Revision might seem to be an intrinsic part of good writing. But Hannah Sullivan argues that we inherit our faith in the virtues of redrafting from early-twentieth-century modernism. Closely examining changes made in manuscripts, typescripts, and proofs by T. S. Eliot, Ezra Pound, Ernest Hemingway, James Joyce, Virginia Woolf, and others, she shows how modernist approaches to rewriting shaped literary style, and how the impulse to touch up, alter, and correct can sometimes go too far.
In the nineteenth century, revision was thought to mar a composition’s originality—a prejudice cultivated especially by the Romantics, who believed writing should be spontaneous and organic, and that rewriting indicated a failure of inspiration. Rejecting such views, avant-garde writers of the twentieth century devoted themselves to laborious acts of rewriting, both before and after publishing their work.
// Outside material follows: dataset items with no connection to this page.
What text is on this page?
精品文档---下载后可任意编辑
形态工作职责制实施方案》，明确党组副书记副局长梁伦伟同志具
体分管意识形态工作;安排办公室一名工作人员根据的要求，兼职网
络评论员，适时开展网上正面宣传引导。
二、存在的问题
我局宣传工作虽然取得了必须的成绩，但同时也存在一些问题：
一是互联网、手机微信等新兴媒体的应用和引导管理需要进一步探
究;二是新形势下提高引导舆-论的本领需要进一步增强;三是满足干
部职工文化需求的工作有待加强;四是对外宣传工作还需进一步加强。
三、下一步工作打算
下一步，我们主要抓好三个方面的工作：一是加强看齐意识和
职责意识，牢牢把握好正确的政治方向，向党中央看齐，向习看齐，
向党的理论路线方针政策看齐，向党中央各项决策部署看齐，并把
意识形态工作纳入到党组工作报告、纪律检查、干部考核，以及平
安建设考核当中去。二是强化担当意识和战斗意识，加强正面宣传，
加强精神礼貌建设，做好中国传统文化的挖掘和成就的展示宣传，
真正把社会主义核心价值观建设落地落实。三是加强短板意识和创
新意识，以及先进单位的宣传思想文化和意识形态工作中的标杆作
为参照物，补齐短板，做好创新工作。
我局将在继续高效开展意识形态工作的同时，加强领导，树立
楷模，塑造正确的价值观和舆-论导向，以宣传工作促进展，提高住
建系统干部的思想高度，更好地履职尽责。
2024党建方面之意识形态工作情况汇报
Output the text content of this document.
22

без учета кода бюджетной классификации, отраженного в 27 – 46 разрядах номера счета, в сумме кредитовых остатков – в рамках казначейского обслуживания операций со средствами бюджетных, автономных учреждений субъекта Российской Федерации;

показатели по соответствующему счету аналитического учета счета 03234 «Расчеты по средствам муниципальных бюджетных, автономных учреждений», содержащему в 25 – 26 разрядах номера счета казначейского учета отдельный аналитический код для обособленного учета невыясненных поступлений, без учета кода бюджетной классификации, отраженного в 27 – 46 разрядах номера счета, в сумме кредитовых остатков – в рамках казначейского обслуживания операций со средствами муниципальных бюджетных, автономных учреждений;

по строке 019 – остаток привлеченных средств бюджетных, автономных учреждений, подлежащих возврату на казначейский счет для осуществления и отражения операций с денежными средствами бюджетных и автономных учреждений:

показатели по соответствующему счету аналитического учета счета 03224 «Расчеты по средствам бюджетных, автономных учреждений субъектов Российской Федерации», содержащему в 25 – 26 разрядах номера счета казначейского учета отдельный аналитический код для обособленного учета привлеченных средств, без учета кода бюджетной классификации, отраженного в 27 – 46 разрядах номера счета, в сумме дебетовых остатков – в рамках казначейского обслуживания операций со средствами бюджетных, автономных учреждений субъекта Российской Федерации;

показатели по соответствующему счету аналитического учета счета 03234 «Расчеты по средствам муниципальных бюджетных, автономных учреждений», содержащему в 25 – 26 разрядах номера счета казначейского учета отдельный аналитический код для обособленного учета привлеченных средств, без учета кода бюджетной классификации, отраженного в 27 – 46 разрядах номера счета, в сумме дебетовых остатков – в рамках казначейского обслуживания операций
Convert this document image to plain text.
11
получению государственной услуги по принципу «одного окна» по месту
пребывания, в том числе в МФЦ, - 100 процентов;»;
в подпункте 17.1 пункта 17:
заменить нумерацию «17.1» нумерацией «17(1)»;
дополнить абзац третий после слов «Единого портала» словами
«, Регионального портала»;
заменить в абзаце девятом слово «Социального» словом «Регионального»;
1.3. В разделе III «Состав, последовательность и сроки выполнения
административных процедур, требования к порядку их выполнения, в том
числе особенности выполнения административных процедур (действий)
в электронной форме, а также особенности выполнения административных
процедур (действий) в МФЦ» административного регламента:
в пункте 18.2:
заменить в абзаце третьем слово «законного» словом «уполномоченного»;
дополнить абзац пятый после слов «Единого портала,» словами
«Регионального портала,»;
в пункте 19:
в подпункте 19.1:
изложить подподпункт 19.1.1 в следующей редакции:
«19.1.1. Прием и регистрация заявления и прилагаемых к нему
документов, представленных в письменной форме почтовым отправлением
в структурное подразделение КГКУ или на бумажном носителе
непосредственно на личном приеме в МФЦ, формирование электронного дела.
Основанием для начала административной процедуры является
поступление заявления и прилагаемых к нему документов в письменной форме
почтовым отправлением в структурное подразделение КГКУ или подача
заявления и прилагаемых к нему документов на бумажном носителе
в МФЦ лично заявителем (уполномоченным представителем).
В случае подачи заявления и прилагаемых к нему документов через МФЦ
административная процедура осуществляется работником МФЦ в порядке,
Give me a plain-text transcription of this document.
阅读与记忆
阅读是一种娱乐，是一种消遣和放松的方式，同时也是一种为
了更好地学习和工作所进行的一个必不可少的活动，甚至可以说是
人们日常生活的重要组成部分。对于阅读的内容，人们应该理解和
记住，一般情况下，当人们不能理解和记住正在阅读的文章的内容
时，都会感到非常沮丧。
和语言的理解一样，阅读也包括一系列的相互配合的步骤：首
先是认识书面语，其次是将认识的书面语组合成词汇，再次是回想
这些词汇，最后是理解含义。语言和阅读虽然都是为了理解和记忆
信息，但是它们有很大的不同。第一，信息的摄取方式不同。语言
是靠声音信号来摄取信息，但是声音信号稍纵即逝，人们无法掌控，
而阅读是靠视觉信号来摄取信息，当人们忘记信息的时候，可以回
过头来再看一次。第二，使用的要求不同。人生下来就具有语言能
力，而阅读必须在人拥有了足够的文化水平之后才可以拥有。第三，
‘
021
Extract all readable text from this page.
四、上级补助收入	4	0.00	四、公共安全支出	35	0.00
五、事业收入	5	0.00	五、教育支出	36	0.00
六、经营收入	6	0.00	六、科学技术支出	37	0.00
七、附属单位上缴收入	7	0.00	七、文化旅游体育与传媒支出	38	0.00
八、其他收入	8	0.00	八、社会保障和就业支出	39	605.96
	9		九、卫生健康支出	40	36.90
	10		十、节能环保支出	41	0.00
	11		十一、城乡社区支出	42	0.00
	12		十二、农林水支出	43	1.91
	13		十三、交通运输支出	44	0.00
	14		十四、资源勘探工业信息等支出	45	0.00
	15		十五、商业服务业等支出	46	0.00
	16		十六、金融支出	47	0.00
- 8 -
The great pains undertaken in revision became a badge of honor for writers anxious to justify the value and difficulty of their work. In turn, many of the distinctive effects of modernist style—ellipsis, fragmentation, parataxis—were produced by zealous, experimental acts of excision and addition.
The early twentieth century also saw the advent of the typewriter. It proved the ideal tool for extensive, multi-stage revisions—superior even to the word processor in fostering self-scrutiny and rereading across multiple drafts. Tracing how master stylists from Henry James to Allen Ginsberg have approached their craft, The Work of Revision reveals how techniques developed in the service of avant-garde experiment have become compositional orthodoxy.